= Resmaa Menakem =

American psychotherapist and author

Resmaa Menakem (born Chester Mason, Jr.) is an American author and psychotherapist specialising in the effects of trauma on the human body and the relationship between trauma, white body supremacy, and racism in America.

He is the author of My Grandmother’s Hands: Racialized Trauma and the Pathway to Mending our Hearts and Bodies, published in September 2017, which appeared on the New York Times bestseller list in May 2021 and The Quaking of America: An Embodied Guide to Navigating our Nation's Upheaval and Racial Reckoning, published in 2022. He is also the founder of the Cultural Somatics Institute.

== Career ==
For ten years, Menakem cohosted a radio show with former U.S. Congressman and Minnesota Attorney General Keith Ellison on KMOJ-FM in Minneapolis. He also hosted his own show, “Resmaa in the Morning,” on KMOJ.

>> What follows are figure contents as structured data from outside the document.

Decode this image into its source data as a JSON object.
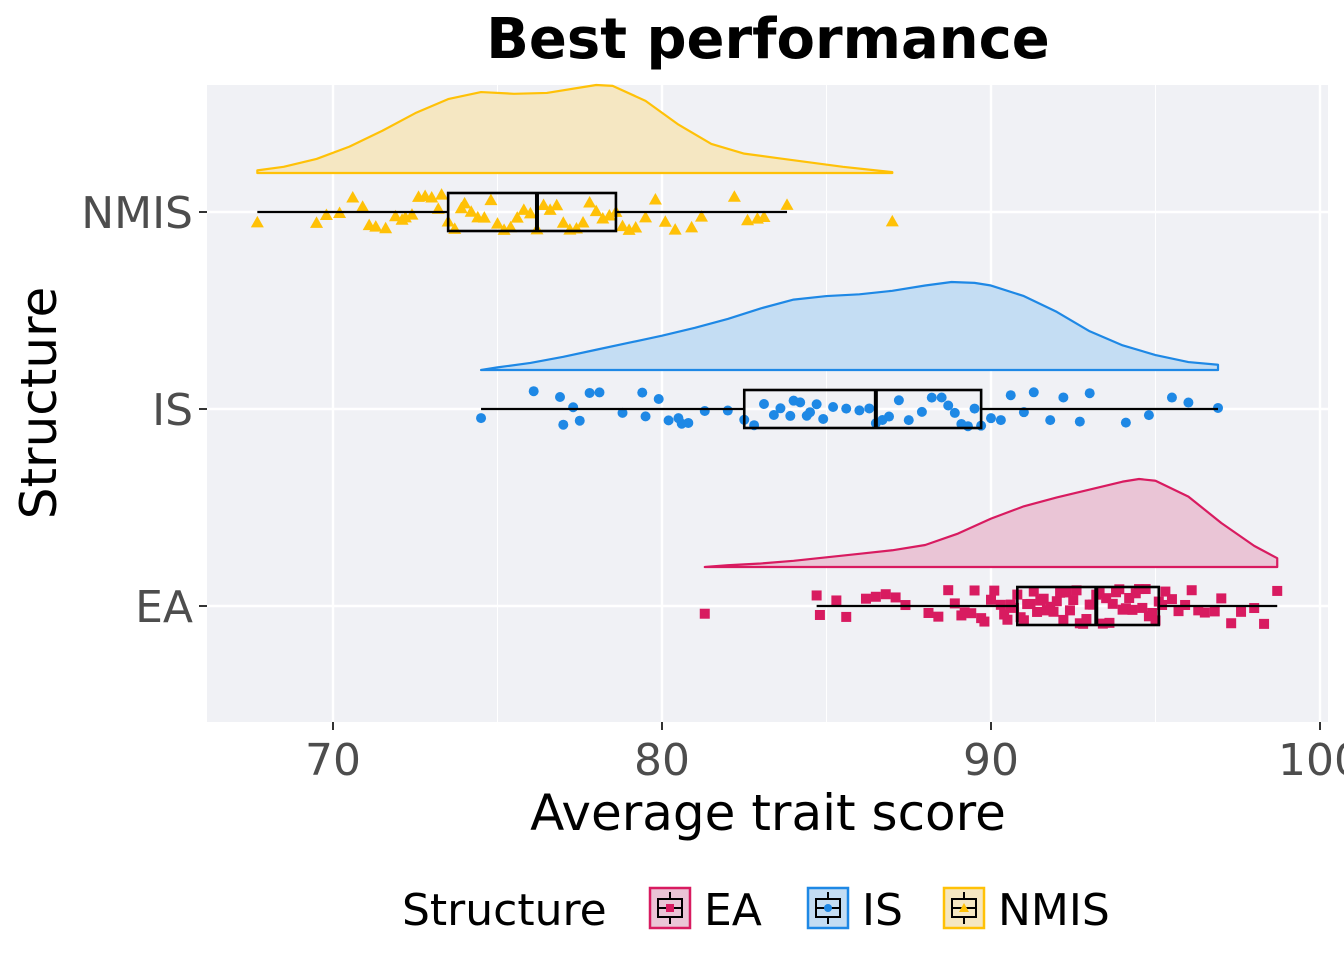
{
  "chart_data": {
    "type": "raincloud",
    "title": "Best performance",
    "xlabel": "Average trait score",
    "ylabel": "Structure",
    "xlim": [
      66,
      100
    ],
    "x_ticks": [
      70,
      80,
      90,
      100
    ],
    "x_tick_labels": [
      "70",
      "80",
      "90",
      "100"
    ],
    "grid": true,
    "legend": {
      "title": "Structure",
      "position": "bottom",
      "entries": [
        "EA",
        "IS",
        "NMIS"
      ]
    },
    "series": [
      {
        "name": "EA",
        "color": "#d81b60",
        "fill": "#eac5d6",
        "marker": "square",
        "box": {
          "min": 84.7,
          "q1": 90.8,
          "median": 93.2,
          "q3": 95.1,
          "max": 98.7
        },
        "density": [
          [
            81.3,
            0.0
          ],
          [
            82.0,
            0.02
          ],
          [
            83.0,
            0.04
          ],
          [
            84.0,
            0.07
          ],
          [
            85.0,
            0.11
          ],
          [
            86.0,
            0.15
          ],
          [
            87.0,
            0.19
          ],
          [
            88.0,
            0.25
          ],
          [
            89.0,
            0.38
          ],
          [
            90.0,
            0.55
          ],
          [
            91.0,
            0.69
          ],
          [
            92.0,
            0.79
          ],
          [
            93.0,
            0.88
          ],
          [
            94.0,
            0.97
          ],
          [
            94.5,
            1.0
          ],
          [
            95.0,
            0.98
          ],
          [
            96.0,
            0.8
          ],
          [
            97.0,
            0.5
          ],
          [
            98.0,
            0.24
          ],
          [
            98.7,
            0.1
          ]
        ],
        "points": [
          81.3,
          84.7,
          84.8,
          85.3,
          85.6,
          86.2,
          86.5,
          86.8,
          87.1,
          87.4,
          88.1,
          88.4,
          88.7,
          88.9,
          89.1,
          89.2,
          89.4,
          89.5,
          89.7,
          89.8,
          90.0,
          90.1,
          90.3,
          90.4,
          90.5,
          90.6,
          90.7,
          90.8,
          90.9,
          91.0,
          91.1,
          91.2,
          91.3,
          91.4,
          91.5,
          91.6,
          91.7,
          91.8,
          91.9,
          92.0,
          92.1,
          92.2,
          92.3,
          92.4,
          92.5,
          92.6,
          92.7,
          92.8,
          92.9,
          93.0,
          93.1,
          93.2,
          93.3,
          93.4,
          93.5,
          93.6,
          93.7,
          93.8,
          93.9,
          94.0,
          94.1,
          94.2,
          94.3,
          94.4,
          94.5,
          94.6,
          94.7,
          94.8,
          94.9,
          95.0,
          95.1,
          95.2,
          95.3,
          95.5,
          95.7,
          95.9,
          96.1,
          96.3,
          96.5,
          96.8,
          97.0,
          97.3,
          97.6,
          98.0,
          98.3,
          98.7
        ]
      },
      {
        "name": "IS",
        "color": "#1e88e5",
        "fill": "#c4ddf3",
        "marker": "circle",
        "box": {
          "min": 74.5,
          "q1": 82.5,
          "median": 86.5,
          "q3": 89.7,
          "max": 96.9
        },
        "density": [
          [
            74.5,
            0.0
          ],
          [
            75.0,
            0.03
          ],
          [
            76.0,
            0.08
          ],
          [
            77.0,
            0.15
          ],
          [
            78.0,
            0.23
          ],
          [
            79.0,
            0.31
          ],
          [
            80.0,
            0.39
          ],
          [
            81.0,
            0.48
          ],
          [
            82.0,
            0.58
          ],
          [
            83.0,
            0.7
          ],
          [
            84.0,
            0.8
          ],
          [
            85.0,
            0.84
          ],
          [
            86.0,
            0.86
          ],
          [
            87.0,
            0.9
          ],
          [
            88.0,
            0.96
          ],
          [
            88.8,
            1.0
          ],
          [
            89.5,
            0.99
          ],
          [
            90.0,
            0.96
          ],
          [
            91.0,
            0.84
          ],
          [
            92.0,
            0.66
          ],
          [
            93.0,
            0.44
          ],
          [
            94.0,
            0.28
          ],
          [
            95.0,
            0.17
          ],
          [
            96.0,
            0.09
          ],
          [
            96.9,
            0.06
          ]
        ],
        "points": [
          74.5,
          76.1,
          76.9,
          77.0,
          77.3,
          77.5,
          77.8,
          78.1,
          78.8,
          79.4,
          79.5,
          79.9,
          80.2,
          80.5,
          80.6,
          80.8,
          81.3,
          82.0,
          82.5,
          82.8,
          83.1,
          83.4,
          83.6,
          83.9,
          84.0,
          84.2,
          84.4,
          84.5,
          84.7,
          84.9,
          85.2,
          85.6,
          86.0,
          86.3,
          86.5,
          86.7,
          86.9,
          87.2,
          87.5,
          87.9,
          88.2,
          88.5,
          88.7,
          88.9,
          89.1,
          89.3,
          89.5,
          89.7,
          90.0,
          90.3,
          90.6,
          91.0,
          91.3,
          91.8,
          92.2,
          92.7,
          93.0,
          94.1,
          94.8,
          95.5,
          96.0,
          96.9
        ]
      },
      {
        "name": "NMIS",
        "color": "#ffc107",
        "fill": "#f5e7c2",
        "marker": "triangle",
        "box": {
          "min": 67.7,
          "q1": 73.5,
          "median": 76.2,
          "q3": 78.6,
          "max": 83.8
        },
        "density": [
          [
            67.7,
            0.03
          ],
          [
            68.5,
            0.07
          ],
          [
            69.5,
            0.16
          ],
          [
            70.5,
            0.3
          ],
          [
            71.5,
            0.48
          ],
          [
            72.5,
            0.68
          ],
          [
            73.5,
            0.84
          ],
          [
            74.5,
            0.92
          ],
          [
            75.5,
            0.9
          ],
          [
            76.5,
            0.91
          ],
          [
            77.5,
            0.97
          ],
          [
            78.0,
            1.0
          ],
          [
            78.5,
            0.99
          ],
          [
            79.5,
            0.82
          ],
          [
            80.5,
            0.55
          ],
          [
            81.5,
            0.33
          ],
          [
            82.5,
            0.22
          ],
          [
            83.5,
            0.17
          ],
          [
            84.5,
            0.12
          ],
          [
            85.5,
            0.07
          ],
          [
            86.5,
            0.03
          ],
          [
            87.0,
            0.01
          ]
        ],
        "points": [
          67.7,
          69.5,
          69.8,
          70.2,
          70.6,
          70.9,
          71.1,
          71.3,
          71.6,
          71.9,
          72.1,
          72.2,
          72.4,
          72.6,
          72.8,
          73.0,
          73.2,
          73.3,
          73.5,
          73.7,
          73.9,
          74.0,
          74.2,
          74.4,
          74.6,
          74.8,
          75.0,
          75.2,
          75.4,
          75.6,
          75.8,
          76.0,
          76.2,
          76.4,
          76.6,
          76.8,
          77.0,
          77.2,
          77.4,
          77.6,
          77.8,
          78.0,
          78.2,
          78.4,
          78.6,
          78.8,
          79.0,
          79.2,
          79.5,
          79.8,
          80.1,
          80.4,
          80.9,
          81.2,
          82.2,
          82.6,
          82.9,
          83.1,
          83.8,
          87.0
        ]
      }
    ]
  }
}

Menakem has served as the director of counseling services for Tubman Family Alliance, a domestic violence treatment center in Minneapolis; the behavioral health director for African American Family Services in Minneapolis; a domestic violence counselor for Wilder Foundation; a divorce and family mediator; a social worker for Minneapolis Public Schools; a youth counselor; a community organizer; and a marketing strategist.

From 2011 to 2013, Menakem was a community care counselor for civilian contractors in Afghanistan, managing the wellness and counseling services on 53 U.S. military bases.

He has appeared on American daytime TV shows The Oprah Winfrey Show and Dr. Phil, the On Being podcast with Krista Tippett, late night talk show Tha God's Honest Truth with Charlemagne the God, iHeart radio's The Breakfast Club with DJ Envy, and the Goop podcast, among many media appearances.